Developers Berkeley Homes has submitted a fresh planning application as it feels its original plan is no longer financially viable. Instead, it wants to reduce the parking allocation – originally 141.

Berkeley says reducing residents’ reliance on cars will help reduce pollution in the town centre – and the reduction of spaces is seen to “have a positive impact on air quality” by Waverley Borough Council’s environmental health officer Holly Appleton.

And Berkeley says the new development is in such a “highly sustainable” location the need for residents to have cars is reduced.

To counter that, there are fears the new residents will still keep their cars – and find the nearest road they can to park them without charge, clogging up roads.
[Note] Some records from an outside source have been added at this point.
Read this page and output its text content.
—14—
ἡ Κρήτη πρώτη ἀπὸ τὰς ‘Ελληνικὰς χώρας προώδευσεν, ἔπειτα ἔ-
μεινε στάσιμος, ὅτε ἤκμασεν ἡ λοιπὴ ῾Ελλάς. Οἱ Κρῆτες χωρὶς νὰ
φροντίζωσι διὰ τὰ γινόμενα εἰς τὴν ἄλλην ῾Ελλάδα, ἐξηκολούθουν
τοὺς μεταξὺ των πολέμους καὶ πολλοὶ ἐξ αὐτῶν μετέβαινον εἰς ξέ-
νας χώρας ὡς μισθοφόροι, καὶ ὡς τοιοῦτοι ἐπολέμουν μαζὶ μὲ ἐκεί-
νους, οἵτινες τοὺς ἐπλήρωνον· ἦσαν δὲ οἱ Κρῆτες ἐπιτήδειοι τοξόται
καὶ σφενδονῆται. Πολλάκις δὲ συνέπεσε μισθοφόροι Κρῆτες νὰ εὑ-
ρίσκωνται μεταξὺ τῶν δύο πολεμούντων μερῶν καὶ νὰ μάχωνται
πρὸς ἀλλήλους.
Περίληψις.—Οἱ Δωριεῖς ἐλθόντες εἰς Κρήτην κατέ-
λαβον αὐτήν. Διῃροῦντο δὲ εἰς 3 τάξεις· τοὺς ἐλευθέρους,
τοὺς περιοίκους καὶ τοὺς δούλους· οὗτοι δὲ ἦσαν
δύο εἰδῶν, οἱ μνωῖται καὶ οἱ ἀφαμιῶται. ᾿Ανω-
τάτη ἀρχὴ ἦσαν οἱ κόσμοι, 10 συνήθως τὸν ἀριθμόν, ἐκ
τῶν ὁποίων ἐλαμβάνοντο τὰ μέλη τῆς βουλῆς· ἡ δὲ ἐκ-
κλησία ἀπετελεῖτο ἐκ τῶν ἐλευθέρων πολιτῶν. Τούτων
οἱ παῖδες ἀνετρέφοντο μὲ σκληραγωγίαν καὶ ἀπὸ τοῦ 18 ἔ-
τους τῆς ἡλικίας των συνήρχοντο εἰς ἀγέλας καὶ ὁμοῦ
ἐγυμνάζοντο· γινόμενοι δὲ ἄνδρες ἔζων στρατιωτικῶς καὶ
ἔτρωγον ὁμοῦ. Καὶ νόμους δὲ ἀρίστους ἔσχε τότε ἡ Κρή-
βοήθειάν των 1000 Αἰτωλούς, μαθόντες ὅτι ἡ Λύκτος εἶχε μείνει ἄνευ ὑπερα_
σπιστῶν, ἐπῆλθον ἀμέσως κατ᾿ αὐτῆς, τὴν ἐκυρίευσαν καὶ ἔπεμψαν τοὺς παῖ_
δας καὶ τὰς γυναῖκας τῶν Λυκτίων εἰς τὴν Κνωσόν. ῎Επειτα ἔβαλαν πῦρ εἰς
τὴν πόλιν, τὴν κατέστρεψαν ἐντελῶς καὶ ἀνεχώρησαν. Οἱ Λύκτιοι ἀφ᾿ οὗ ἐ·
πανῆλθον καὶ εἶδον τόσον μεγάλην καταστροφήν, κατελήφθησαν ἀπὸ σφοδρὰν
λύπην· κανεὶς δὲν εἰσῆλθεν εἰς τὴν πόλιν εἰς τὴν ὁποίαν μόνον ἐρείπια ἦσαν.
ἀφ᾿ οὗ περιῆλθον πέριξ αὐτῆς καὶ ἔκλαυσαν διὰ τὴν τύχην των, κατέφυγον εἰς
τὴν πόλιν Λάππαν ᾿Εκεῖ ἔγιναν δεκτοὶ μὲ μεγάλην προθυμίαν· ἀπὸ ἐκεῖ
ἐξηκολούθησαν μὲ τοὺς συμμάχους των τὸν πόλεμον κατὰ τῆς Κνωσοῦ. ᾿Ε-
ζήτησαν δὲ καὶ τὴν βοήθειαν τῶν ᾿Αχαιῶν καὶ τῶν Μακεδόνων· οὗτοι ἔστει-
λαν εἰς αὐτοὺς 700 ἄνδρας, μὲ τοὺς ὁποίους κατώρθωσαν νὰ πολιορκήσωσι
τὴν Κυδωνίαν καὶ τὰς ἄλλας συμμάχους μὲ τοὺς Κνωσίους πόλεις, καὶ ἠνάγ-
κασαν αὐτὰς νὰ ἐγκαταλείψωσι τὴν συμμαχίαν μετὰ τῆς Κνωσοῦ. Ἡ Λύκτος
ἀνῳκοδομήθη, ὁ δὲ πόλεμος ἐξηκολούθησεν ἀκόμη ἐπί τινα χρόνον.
Councillors are worried, though, that if they don’t grant permission, the Woolmead site will be allowed to remain as it is now – a pile of sand and rubble.

Cllr Andy MacLeod, Waverley’s portfolio holder for planning and a Farnham councillor, said: “The council is in a ‘damned if you do and damned if you don’t’ position.
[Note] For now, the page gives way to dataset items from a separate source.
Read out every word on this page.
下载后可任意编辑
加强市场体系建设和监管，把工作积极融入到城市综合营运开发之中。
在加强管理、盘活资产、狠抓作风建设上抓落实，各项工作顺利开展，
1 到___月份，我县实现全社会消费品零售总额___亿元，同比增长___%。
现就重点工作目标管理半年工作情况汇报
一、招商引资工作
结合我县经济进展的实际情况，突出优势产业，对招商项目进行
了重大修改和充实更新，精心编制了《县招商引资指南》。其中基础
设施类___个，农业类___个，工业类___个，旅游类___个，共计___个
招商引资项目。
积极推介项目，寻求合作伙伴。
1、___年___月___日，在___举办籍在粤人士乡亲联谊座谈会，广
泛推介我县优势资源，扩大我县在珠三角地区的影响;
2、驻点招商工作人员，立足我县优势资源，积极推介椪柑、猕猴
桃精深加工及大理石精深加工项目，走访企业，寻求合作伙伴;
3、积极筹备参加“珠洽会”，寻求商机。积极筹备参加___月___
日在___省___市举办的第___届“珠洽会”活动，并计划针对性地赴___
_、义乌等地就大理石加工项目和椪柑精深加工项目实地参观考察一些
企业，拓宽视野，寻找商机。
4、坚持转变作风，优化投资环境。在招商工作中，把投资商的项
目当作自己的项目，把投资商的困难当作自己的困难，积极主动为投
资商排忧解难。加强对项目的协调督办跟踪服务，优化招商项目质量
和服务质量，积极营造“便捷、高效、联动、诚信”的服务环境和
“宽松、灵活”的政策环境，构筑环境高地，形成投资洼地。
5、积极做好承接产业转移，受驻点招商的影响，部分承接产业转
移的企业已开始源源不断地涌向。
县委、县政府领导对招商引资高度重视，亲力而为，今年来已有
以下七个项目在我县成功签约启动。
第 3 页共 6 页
“The decision will be taken by the independent Joint Planning Committee (JPC), most likely at its April meeting.

“The committee will have advice from the Waverley planning officers, including advice from Surrey County Council as the highways authority.

“If the application is approved, Berkeley Homes has stated development will resume shortly after the decision, probably in June.

“If it is refused, work on the development will continue to be suspended until market conditions change to make the development again financially viable in Berkeley Homes’ view.

“Berkeley Homes would also have the right to appeal against a refusal to the planning inspectorate.

“The consequences of the continued suspension of the development would be:

The loss of 138 dwellings towards the housing supply of Waverley’s Local Plan, which could contribute to Waverley failing to satisfactorily meet the government’s housing delivery test. This could have negative consequences for the borough’s five-year housing supply and thus its ability to successfully defend planning appeals; and

An unfinished building site at a key location in Farnham for an indeterminate period.

“This would have adverse effects on Farnham’s whole town centre and would largely negate the plans to improve East Street.

“This would have negative consequences for the success of the Brightwells development – and it should be noted a great deal of public money is invested in Brightwells.

“The consequence of granting the application would be 62 car parking spaces would be lost for residents in the development.

“Any residents who have a car, but not a parking space, would have to find a space either in a car park or on the unrestricted local roads within walking distance of the Woolmead development.

“Residents of the development would not be allowed to apply for an on-street parking permit in the nearby controlled parking zone.

“The Waverley executive is well aware of the strength of the public opposition being expressed to this application. However, the Berkeley Homes application has put us in a difficult position.

“Our key objective of putting the interests of residents first where we can is just not compatible with our inherited obligations to improve Farnham town centre, to make Brightwells a success and to safeguard public funds.”